Теперь 2-й вопрос. Спросишь, почему так поздно. Но я, милейший мой, в такой каторге, что, как бы ни показалось оно странным тебе, ей-богу, не сыскал времени для комиссии твоей. Правда, две почты пропустил решительно только по своей оплошности. Виноват. Не сердись.

Теперь далее. Друг мой. Ты, верно, пеняешь, что я так долго тебе не пишу. Но я совершенно согласен с Гоголевым Поприщиным: «Письмо вздор, письма пишут аптекари»{153}. Что мне было написать тебе? Мне нужно было бы исписать томы, если бы начать говорить так, как бы хотелось мне. В моей жизни каждый день столько нового, столько перемен, столько впечатлений, столько хорошего и для меня выгодного, столько и неприятного и невыгодного, что и самому раздумывать некогда. Во-первых, я весь занят. Идей бездна и пишу беспрерывно. Не думай, чтобы я совсем был на розах. Вздор. Во-первых, я прожил много денег, то есть ровно 4500 руб. со времени нашей разлуки с тобою и на 1000 руб. ассиг<нациями> продал вперед своего товару. Таким образом, при известной тебе моей аккуратности я себя обокрал совершенно и начинаю опять по-прежнему бывать без копейки.

Но это ничего. — Слава моя достигла до апогеи. В 2 месяца обо мне, по моему счету, было говорено около 35 раз в различных изданиях. В иных хвала до небес, в других с исключениями, а в третьих руготня напропалую.
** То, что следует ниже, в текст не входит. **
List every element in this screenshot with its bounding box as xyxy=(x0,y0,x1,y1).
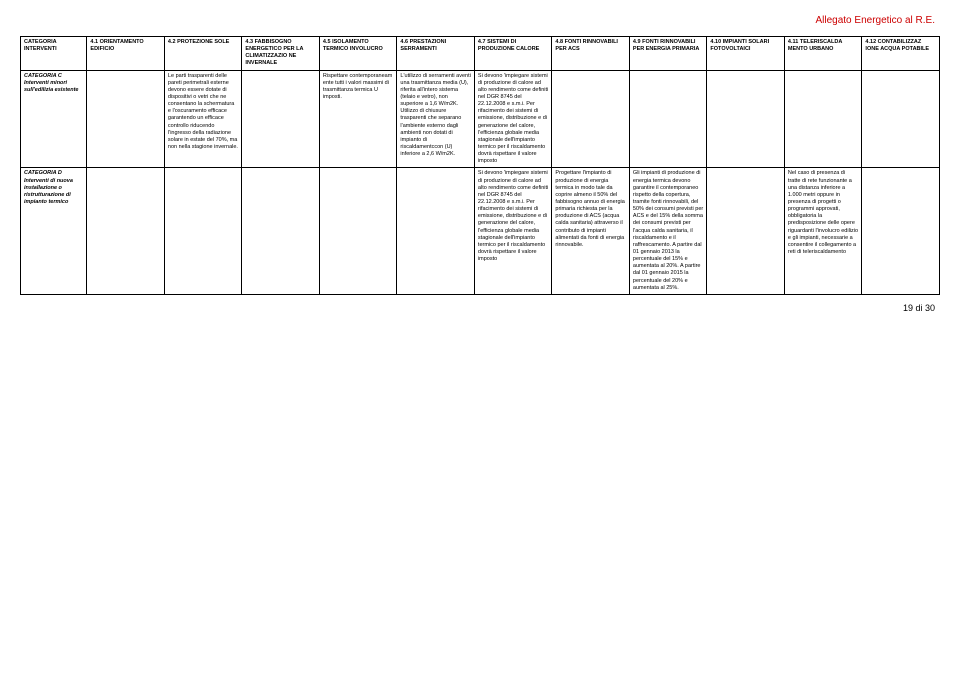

Чего лучше и выше? Но вот что гадко и мучительно: свои, наши, Белинский и все мною недовольны за Голядкина. Первое впечатление было безотчетный восторг, говор, шум, толки. Второе — критика{154}. Именно: все, все с общего говору, то есть наши и вся публика, нашли, что до того Голядкин скучен и вял, до того растянут, что читать нет возможности. Но что всего комичнее, так это то, что все сердятся на меня за растянутость и все до одного читают напропалую и перечитывают напропалую. А один из наших тем только и занимается, что каждый день прочитывает по главе, чтобы не утомить себя, и только чмокает от удовольствия. Иные из публики кричат, что это совсем невозможно, что глупо и писать и помещать такие вещи, другие же кричат, что это с них и списано и снято, а от некоторых я слыхал такие мадригалы, что говорить совестно.
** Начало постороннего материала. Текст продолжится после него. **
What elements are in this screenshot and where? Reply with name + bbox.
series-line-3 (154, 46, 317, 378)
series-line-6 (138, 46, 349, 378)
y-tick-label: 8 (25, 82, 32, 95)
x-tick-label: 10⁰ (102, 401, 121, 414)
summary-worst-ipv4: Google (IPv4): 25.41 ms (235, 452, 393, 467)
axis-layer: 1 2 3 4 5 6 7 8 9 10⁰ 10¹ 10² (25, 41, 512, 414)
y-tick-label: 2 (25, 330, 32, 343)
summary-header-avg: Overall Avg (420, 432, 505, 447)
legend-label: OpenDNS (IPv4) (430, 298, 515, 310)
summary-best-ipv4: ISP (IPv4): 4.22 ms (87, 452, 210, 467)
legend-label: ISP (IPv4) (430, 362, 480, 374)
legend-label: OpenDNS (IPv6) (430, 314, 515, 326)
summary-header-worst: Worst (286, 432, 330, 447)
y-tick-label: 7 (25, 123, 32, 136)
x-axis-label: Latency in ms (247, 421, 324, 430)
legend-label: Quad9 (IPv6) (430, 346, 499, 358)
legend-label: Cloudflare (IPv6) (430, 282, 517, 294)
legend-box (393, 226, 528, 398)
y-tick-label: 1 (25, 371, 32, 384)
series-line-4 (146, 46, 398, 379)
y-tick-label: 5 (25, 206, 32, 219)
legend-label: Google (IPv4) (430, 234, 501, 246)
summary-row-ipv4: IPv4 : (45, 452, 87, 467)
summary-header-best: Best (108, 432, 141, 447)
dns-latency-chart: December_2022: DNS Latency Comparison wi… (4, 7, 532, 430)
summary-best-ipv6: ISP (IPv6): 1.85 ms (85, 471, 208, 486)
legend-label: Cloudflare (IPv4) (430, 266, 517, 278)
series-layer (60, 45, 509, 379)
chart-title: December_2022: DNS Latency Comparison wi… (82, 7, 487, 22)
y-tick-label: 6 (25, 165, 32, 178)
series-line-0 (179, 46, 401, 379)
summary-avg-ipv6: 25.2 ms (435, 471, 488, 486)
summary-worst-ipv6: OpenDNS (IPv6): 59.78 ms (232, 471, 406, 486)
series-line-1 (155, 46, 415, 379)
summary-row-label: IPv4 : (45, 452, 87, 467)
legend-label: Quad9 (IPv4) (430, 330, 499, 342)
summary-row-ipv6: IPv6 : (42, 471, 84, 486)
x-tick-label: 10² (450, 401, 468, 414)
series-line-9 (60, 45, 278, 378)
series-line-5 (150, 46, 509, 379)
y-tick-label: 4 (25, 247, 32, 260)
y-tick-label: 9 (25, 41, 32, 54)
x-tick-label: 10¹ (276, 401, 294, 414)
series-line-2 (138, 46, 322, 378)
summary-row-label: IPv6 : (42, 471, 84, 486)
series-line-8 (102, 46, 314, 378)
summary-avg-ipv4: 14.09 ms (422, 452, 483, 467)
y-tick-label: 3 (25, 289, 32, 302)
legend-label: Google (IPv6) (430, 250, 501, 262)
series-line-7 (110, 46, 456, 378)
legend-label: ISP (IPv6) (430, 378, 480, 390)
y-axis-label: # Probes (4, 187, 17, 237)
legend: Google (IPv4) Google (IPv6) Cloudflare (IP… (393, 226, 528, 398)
Что же касается до меня, то я даже на некоторое мгновение впал в уныние. У меня есть ужасный порок: неограниченное самолюбие и честолюбие. Идея о том, что я обманул ожидания и испортил вещь, которая могла бы быть великим делом, убивала меня. Мне Голядкин опротивел. Многое в нем писано наскоро и в утомлении. 1-я половина лучше последней. Рядом с блистательными страницами есть скверность, дрянь, из души воротит, читать не хочется. Вот это-то создало мне на время ад, и я заболел от горя. Брат, я тебе пришлю Голядкина через две недели, ты прочтешь. Напиши мне свое полное мнение.

Пропускаю жизнь и мое учение и скажу кое-что о наших новостях. 1-е (огромная новость). Белинский оставляет «Отечеств<енные> записки»{155}. Он страшно расстроил здоровье, отправляется на воды и, может быть, за границу. Он не возьмется за критику года два. Но для поддержания финансов издает исполинской толщины альманах (в 60 печ<атных> листов){156}. Я пишу ему две повести: 1-е) «Сбритые бакенбарды», 2-я) «Повесть об уничтоженных канцеляриях», обе с потрясающим трагическим интересом и — уже отвечаю — сжатые донельзя. Публика ждет моего с нетерпением. Обе повести небольшие. Кроме того, что-нибудь Краевскому и роман Некрасову. Всё это займет меня год. «Сбритые бакенбарды» я кончаю{157}.